What rules? Pick them, rules of storytelling, rules of filmmaking, rules of editing. The only logic it follows is dream-logic, but who's the one dreaming? I mean, I know Dali & Bunuel had dreams that contributed to the film, Dali dreaming about the hand crawling with ants, Bunuel with the cloud cutting across the moon, but who's the person having the dreams of these sequence of events within the frame of the movie? Of course, that's assuming there's a frame to begin with.

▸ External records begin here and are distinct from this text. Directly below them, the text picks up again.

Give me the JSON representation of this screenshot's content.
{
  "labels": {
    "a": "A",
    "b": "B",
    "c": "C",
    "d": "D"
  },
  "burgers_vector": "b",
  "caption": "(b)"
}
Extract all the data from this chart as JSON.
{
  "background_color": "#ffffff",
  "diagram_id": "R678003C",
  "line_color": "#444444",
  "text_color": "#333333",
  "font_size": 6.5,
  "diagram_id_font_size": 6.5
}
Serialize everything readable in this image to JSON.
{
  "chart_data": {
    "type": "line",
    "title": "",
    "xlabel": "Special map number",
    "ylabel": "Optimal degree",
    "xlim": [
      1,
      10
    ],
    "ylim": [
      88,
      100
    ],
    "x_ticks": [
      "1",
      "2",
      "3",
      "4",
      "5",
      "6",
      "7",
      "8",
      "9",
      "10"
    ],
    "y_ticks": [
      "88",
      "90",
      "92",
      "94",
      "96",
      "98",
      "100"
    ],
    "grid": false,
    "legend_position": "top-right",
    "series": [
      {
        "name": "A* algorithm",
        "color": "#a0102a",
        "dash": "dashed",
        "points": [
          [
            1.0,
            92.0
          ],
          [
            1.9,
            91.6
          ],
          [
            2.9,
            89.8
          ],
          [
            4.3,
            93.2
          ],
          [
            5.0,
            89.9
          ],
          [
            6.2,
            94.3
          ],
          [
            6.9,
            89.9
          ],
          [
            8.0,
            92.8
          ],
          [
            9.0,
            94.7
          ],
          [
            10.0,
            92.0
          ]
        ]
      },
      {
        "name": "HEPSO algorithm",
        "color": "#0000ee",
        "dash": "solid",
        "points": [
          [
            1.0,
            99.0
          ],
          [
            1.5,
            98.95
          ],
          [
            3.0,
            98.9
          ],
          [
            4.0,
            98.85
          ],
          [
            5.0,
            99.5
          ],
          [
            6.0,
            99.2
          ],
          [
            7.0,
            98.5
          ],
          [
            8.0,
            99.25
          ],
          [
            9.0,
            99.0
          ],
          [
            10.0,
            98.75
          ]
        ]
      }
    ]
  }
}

This film begins with a man sharpening a razor blade, and a cloud splicing across a moon, before the man slices the blade across a girl’s eye. (Actually it was a calf’s eye, which, um, better, I guess? [Shrugs]) Then we see a transvestite fall off a bicycle. A girl, who was reading about Vermeer sees the transvestive and helps him up to her apartment, (Assuming any two scenes are actually in any remote way connected to each other to begin with, which is at most a stretch.) . Then she's seen sorting ties and collecting men's clothing. The transvestite is now in the room with her and stares at his hand, which has a hole with ants coming in and out it and crawling all up and down his hand. Then there's a severed hand on the street that's being picked at by a cane by a man, or a woman, and now there's a crowd. An officer helps the woman collect her severed hand and puts it back into her, box that looks like the tie box the woman at the window had earlier. Then she stands in the street until a car runs over her. Now, the Girl in the room defends herself against the Transvestite, I think, who's now a man with ants in his hands, I think, who’s just groped the hell out of her breasts (silent film rape, maybe, I guess?).while fantasizing about, her being naked and feeling her up...? He then chases her around the room before she defends herself against him with, I think a racquet of some kind. He then tries attacking her again but is slowed down by dragging a piano with two dead donkeys, two stones tablets (presuming the Ten Commandments), and two priests on his back.
And then it gets weird.
Mostly though, "Un Chien Andalou" exists best to be used, the way my teacher used it, just to show others in order to freak them the fuck out.